In the
third session of the lecture series, Pilar Mendoza presented her research under
the title “Colombian Exile as a Symbolic, Political, and Transitional
Space.” Drawing from work at the Colombian National Centre for Historical
Memory, Mendoza examined exile as a complex experience shaped by Colombia’s
decades-long armed conflict, collective trauma, and systemic racism – especially
against Indigenous and Afro-Colombian populations.
She
highlighted how the categories of exile, migration, and asylum blur together,
often deliberately manipulated by state policies to obscure international legal
responsibilities toward displaced persons. Although Colombia signed a peace
agreement in 2016 intended to end its internal armed conflict, the continued
movement out of the country reflects the failed implementation of the accord –
including unfulfilled guarantees of safety, justice, and social reintegration –
as well as the persistence of violence and structural inequality. For Mendoza,
exile is not merely a physical departure but a political and affective space:
one shaped by resistance, memory, and the ongoing reconstruction of identity.
The
presentation emphasized the crucial role of civil society, especially exiled
communities, in peacebuilding and historical memory. Mendoza traced how
community-based memory practices – often emerging on the margins – become
central to broader national conversations on truth, justice, and reconciliation.

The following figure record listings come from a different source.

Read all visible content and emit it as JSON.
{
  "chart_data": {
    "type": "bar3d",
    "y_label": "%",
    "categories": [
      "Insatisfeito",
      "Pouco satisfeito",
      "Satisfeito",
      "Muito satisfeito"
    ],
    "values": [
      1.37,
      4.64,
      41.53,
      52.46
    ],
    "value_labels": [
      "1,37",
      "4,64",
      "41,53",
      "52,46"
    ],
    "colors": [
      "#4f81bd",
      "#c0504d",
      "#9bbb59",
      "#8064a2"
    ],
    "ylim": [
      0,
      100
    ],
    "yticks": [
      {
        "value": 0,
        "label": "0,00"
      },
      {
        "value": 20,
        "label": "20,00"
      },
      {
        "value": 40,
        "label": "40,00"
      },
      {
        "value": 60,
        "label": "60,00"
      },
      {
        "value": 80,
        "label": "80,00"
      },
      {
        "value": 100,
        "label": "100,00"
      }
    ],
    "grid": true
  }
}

She highlighted Colombia’s restorative justice model, which emphasizes symbolic
reparation and includes strong participation by Indigenous and Afro-Colombian
commissioners and magistrates.
Exile is
framed as a threshold experience – marked by rupture, dislocation, and
transformation – where individuals experience temporal dislocation and
identity transformation. Concepts like “insilio” (internal exile), desarraigo
(uprootedness), and circular time perceptions underscore the emotional and
ontological complexity of exile. Mendoza called for a decolonial approach
to peace and memory, recognizing the agency of marginalized communities and
their diverse worldviews, practices, and epistemologies.